Charles Chauvel
Climate Change Issues Spokesperson
24 December 2010
Media Statement
Labour urges ETS review panel to give scheme teeth
“National's Emissions Trading Scheme needs to be given a set of teeth by the review panel appointed by Nick Smith
yesterday, says Labour's Climate Spokesperson Charles Chauvel.
“The Scheme should be scaled up to full obligation immediately. The so-called 50% obligation, where the Government
subsidises the price of carbon, is unsustainable, distorts the carbon market, and blunts the price signal intended to be
sent by an ETS”, Charles Chauvel says.
“If NZ wants to avoid burning a lot of gas to generate electricity, to achieve a long-term turnaround in deforestation,
and bring about changes in consumer behaviour around energy and transport use, we need a stronger ETS. And we need the
revenues from the scheme to pay to help bring about these changes, rather than to provide an ongoing and unaffordable
subsidy to polluters, as the ETS currently does.

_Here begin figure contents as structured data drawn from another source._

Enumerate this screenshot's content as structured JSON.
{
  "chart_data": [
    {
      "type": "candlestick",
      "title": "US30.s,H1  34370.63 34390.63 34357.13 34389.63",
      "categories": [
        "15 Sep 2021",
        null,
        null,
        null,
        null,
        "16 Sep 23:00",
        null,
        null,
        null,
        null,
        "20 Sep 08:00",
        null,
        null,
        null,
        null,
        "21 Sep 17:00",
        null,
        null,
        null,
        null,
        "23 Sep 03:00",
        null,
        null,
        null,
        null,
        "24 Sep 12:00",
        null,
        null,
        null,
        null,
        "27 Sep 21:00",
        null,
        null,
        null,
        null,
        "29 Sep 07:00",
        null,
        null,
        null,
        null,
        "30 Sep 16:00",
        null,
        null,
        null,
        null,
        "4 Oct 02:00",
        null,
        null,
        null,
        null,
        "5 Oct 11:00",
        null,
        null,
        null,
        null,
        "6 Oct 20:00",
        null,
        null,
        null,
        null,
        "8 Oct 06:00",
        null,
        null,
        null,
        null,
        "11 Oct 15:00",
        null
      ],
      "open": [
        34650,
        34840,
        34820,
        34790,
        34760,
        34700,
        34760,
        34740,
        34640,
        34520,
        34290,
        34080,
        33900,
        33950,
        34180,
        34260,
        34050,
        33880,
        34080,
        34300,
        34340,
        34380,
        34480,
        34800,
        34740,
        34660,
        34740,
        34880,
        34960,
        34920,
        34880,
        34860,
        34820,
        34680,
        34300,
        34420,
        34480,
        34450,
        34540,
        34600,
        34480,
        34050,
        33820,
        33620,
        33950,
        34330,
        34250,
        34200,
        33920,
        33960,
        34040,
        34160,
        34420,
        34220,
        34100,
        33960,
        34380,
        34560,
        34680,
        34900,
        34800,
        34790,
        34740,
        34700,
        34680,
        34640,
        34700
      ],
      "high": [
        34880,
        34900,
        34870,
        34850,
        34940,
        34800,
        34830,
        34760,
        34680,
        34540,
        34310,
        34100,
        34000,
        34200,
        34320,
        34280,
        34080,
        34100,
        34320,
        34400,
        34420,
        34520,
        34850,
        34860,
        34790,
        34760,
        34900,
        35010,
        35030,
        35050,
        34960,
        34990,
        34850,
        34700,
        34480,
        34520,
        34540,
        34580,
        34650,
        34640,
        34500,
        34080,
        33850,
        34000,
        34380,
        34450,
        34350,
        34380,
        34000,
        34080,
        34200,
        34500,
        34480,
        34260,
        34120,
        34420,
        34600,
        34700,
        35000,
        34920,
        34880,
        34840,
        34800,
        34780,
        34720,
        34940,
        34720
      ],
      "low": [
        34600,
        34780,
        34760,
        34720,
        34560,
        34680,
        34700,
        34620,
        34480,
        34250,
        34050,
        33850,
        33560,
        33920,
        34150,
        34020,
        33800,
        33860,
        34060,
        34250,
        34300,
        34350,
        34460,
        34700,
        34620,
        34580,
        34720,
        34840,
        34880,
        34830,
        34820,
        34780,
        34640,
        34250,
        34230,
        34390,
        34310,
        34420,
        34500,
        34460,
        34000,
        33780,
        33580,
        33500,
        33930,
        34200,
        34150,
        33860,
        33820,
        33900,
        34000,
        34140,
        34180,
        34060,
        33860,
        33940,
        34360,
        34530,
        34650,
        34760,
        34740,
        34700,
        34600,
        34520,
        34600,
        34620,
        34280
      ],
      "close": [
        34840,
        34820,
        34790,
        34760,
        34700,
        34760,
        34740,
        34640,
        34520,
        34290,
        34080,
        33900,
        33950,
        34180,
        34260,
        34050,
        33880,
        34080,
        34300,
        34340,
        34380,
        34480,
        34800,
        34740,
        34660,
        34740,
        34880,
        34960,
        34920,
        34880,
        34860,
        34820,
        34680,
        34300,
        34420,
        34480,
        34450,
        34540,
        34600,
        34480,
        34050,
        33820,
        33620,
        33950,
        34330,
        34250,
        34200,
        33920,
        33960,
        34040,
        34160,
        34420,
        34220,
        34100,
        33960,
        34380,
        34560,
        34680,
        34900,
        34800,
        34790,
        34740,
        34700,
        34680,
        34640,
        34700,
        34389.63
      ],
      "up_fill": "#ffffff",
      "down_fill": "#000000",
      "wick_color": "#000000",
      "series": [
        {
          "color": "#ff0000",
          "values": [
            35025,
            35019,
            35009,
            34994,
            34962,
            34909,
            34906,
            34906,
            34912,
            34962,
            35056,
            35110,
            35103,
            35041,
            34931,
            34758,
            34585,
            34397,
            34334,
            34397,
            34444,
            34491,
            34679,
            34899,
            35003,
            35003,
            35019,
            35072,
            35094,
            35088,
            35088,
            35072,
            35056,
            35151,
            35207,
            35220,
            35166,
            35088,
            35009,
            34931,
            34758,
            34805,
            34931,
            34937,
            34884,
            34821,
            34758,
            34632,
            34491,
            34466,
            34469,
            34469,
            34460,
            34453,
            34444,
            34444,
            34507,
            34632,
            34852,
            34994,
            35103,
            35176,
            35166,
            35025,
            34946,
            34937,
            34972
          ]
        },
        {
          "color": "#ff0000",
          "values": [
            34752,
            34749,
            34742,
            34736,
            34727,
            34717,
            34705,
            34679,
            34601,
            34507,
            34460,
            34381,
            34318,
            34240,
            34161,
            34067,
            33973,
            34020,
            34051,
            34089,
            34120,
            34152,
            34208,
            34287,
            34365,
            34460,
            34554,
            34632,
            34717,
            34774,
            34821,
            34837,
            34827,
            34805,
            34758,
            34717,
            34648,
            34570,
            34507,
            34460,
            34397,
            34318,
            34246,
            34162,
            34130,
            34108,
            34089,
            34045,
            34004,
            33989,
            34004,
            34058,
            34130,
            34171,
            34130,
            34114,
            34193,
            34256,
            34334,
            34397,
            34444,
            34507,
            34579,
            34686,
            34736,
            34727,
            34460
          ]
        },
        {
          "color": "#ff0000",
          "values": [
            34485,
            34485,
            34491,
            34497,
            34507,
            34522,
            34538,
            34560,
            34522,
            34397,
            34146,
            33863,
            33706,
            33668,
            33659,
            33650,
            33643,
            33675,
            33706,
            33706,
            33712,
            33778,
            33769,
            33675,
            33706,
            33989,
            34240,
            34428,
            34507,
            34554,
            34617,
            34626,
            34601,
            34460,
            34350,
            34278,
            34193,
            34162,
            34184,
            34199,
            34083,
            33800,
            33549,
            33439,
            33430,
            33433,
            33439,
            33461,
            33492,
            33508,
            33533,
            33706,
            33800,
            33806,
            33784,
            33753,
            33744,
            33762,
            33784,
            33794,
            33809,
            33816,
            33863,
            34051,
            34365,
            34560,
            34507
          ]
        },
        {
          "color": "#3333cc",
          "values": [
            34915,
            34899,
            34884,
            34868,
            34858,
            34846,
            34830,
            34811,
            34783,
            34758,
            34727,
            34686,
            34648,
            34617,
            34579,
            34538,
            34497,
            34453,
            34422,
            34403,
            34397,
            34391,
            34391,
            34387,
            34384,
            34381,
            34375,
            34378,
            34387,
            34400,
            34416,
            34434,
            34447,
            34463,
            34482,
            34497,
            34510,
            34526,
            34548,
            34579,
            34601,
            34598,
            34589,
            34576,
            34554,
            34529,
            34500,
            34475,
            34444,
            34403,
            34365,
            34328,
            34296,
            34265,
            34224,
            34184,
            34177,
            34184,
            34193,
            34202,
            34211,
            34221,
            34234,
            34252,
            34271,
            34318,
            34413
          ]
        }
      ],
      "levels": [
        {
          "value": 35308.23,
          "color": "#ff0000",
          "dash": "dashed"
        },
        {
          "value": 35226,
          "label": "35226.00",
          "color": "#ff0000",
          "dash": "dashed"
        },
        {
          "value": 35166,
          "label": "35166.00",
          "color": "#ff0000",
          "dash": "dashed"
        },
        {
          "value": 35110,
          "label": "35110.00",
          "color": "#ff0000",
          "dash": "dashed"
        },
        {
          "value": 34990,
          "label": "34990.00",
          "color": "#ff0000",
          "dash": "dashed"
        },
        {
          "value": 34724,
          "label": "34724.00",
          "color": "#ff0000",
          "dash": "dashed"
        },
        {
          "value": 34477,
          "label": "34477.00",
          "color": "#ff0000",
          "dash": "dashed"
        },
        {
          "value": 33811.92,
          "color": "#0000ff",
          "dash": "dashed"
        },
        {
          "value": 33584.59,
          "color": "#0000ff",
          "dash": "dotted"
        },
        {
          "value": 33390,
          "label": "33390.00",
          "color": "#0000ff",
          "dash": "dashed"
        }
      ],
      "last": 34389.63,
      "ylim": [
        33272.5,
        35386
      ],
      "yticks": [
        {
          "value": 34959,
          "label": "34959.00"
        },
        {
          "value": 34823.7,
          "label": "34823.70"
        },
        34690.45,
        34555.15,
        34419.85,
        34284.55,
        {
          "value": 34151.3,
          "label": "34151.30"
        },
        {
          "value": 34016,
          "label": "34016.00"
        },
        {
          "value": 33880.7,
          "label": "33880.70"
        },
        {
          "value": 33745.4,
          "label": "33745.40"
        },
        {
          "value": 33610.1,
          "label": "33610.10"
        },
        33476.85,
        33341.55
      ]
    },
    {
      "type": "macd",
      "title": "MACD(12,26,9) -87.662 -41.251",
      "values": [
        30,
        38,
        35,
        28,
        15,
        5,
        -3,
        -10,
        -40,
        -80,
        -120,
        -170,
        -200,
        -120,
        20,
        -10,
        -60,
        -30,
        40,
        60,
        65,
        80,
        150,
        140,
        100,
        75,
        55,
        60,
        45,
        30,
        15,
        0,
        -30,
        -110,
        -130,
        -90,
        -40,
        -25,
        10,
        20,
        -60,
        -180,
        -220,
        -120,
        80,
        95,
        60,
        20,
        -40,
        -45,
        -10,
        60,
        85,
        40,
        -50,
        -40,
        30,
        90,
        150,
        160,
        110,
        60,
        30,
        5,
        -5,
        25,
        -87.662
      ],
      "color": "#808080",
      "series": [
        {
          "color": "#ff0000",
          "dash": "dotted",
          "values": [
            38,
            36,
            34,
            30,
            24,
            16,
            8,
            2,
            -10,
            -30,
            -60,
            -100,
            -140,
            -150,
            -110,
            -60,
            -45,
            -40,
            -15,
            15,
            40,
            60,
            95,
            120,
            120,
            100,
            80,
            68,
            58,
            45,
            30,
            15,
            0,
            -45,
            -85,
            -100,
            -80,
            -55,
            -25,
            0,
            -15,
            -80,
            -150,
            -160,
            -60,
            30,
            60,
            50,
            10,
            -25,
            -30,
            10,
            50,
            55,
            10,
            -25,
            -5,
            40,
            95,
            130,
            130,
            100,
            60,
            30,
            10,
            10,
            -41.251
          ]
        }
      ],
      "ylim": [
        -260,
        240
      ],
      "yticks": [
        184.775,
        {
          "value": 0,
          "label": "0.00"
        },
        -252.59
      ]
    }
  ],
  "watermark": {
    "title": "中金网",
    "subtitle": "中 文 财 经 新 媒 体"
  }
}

“Agriculture, accounting for nearly 48% of NZ's greenhouse gas emissions, needs to come into the ETS without any further
delay, as do refrigerant gases and the waste sector.
“Experts like Julia Hoare and Chris Insley, who advised the special ETS select committee on the design of the scheme,
know all this, and it's comforting to see people of their calibre on the review committee. I hope that their views will
be given special weight by the panel, which has an over-representation of farming interests, no significant
environmental or economic expertise, and is politicised from the outset by the presence of former National Party
President Geoff Thompson', Charles Chauvel says.
“It is also premature to ask the panel to consider linkages with any Australian ETS, given the early state of
development of proposals there. Instead, the panel should be tasked with examining sectoral linkages with the EU ETS,
the Pacific Northwest Scheme in North America, and with a proposed ETS being designed in China, all areas of major
opportunity for NZ that have been ignored by Nick Smith and Tim Groser to date.” said Charles Chauvel.